Peggy La Cerra, an evolutionary neuroscientist living in Ojai, found she could not stay silent this spring in the face of a new administration in Washington, D.C., that plans to drastically scale back the role of science in government. Although troubled by the massive budget cuts proposed for scientific agencies such as the National Institutes of Health and the Environmental Protection Agency, she was especially alarmed by the Trump administration’s advocacy of “alternative facts” over science.

“Science is arguably the pinnacle of [human] decision-making,” she said. “It’s the best way to cull out individual beliefs and get to the truth of something. Right now I think we’re experiencing and beginning to appreciate the dangers of a world in which truth doesn’t matter.”

La Cerra has been working with Ojai Indivisible, a local chapter of a new national organization that sprang up after the election by pledging to defend the Constitution, the environment, immigration and women’s rights, among other values seemingly threatened by the new administration. When she heard about a national March for Science in Washington, D.C., slated for April 22, Earth Day, she decided to organize a similar march on a local scale for Ojai and Ventura County, although she doesn’t want it to be political.
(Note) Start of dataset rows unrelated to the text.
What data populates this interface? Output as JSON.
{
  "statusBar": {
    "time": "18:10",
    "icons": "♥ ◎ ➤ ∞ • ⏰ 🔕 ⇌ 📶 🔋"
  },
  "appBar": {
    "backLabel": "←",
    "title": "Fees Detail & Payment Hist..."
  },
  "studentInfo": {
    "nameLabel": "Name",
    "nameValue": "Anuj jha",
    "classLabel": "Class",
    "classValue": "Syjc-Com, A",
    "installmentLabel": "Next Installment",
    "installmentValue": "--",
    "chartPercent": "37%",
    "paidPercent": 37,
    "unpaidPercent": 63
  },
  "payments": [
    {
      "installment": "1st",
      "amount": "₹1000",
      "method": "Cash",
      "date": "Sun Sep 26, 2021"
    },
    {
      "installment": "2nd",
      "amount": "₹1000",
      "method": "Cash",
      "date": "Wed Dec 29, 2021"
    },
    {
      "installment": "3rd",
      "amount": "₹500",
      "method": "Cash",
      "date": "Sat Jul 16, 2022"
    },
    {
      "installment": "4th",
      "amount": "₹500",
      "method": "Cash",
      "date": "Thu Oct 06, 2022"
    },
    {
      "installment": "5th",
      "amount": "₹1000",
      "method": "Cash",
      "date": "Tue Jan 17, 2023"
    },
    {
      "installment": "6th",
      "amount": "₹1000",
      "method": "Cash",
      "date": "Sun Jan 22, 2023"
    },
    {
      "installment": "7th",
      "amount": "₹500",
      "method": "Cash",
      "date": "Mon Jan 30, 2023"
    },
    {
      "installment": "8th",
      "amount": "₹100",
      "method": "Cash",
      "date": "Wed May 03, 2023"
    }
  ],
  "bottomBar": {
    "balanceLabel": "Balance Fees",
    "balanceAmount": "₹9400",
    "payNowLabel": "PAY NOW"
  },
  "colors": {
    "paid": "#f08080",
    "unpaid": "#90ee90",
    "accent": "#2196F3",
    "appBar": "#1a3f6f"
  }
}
“At an Ojai Indivisible meeting, I mentioned that there was going to be a March for Science. Many of us had attended the women’s march in L.A. or Washington or elsewhere; others said that they wanted to participate but couldn’t take the time to travel. So I suggested that we hold local marches. When that got agreement from the group, I knew I’d be organizing a March for Science here,” she said.

The march will begin at the central fountain in Libbey Park in downtown Ojai at 9 a.m. on Saturday, April 22. La Cerra and many other local scientists and educators will each speak for a few minutes to the crowd. She said she found local scientists eager to make a case for science. Among those slated to speak are Jim Bailey, a biology teacher who leads a new environmentally themed school in Ojai called Rock Tree Sky; James Mallison, a chemistry teacher at Ojai Valley School; Smitty West, a geologist; Michael Lotker, a physicist and rabbi; and Lanny Kaufer, a biology teacher who taught in high school for many years.

With a student from Santa Paula High School, Kaufer composed a rap with a student from Santa Paula to help explain the scientific method.

“Let me hit you with some rhymes about science,” he recited. “What it’s really about is self-reliance. Like knowing how to fix an appliance, or knowing how to figure things out — for yourself. You see that’s what science is about.”

For Lotker, a physicist who also serves as rabbi at Ojai’s Jewish Community Center, fact and science are fundamental to our way of life, as fundamental as politics itself.

“We can have political differences,” he said. “That’s not surprising or a bad thing, but it’s worrisome when people deny science and deny facts, especially if it’s because the science is inconsistent with their political objectives.”

La Cerra argues that science and fact aren’t — or shouldn’t be — divisive, and has tried to keep the focus on the scientific method and the enduring truth it reveals.

“This rally and march for science isn’t meant to be controversial,” she said. “It’s meant to be a celebration of science as a means of getting to the truth.”

La Cerra and her allies have been working hard to publicize the event. The Ojai March for Science is the only such march planned in support of science this Earth Day in Ventura County, and La Cerra hopes all kinds of people — but especially students — will attend.

“I sometimes feel like taking my ukelele to the beach and saying to hell with it,” she said. “Instead I’m going to lead a March for Science in Ojai.”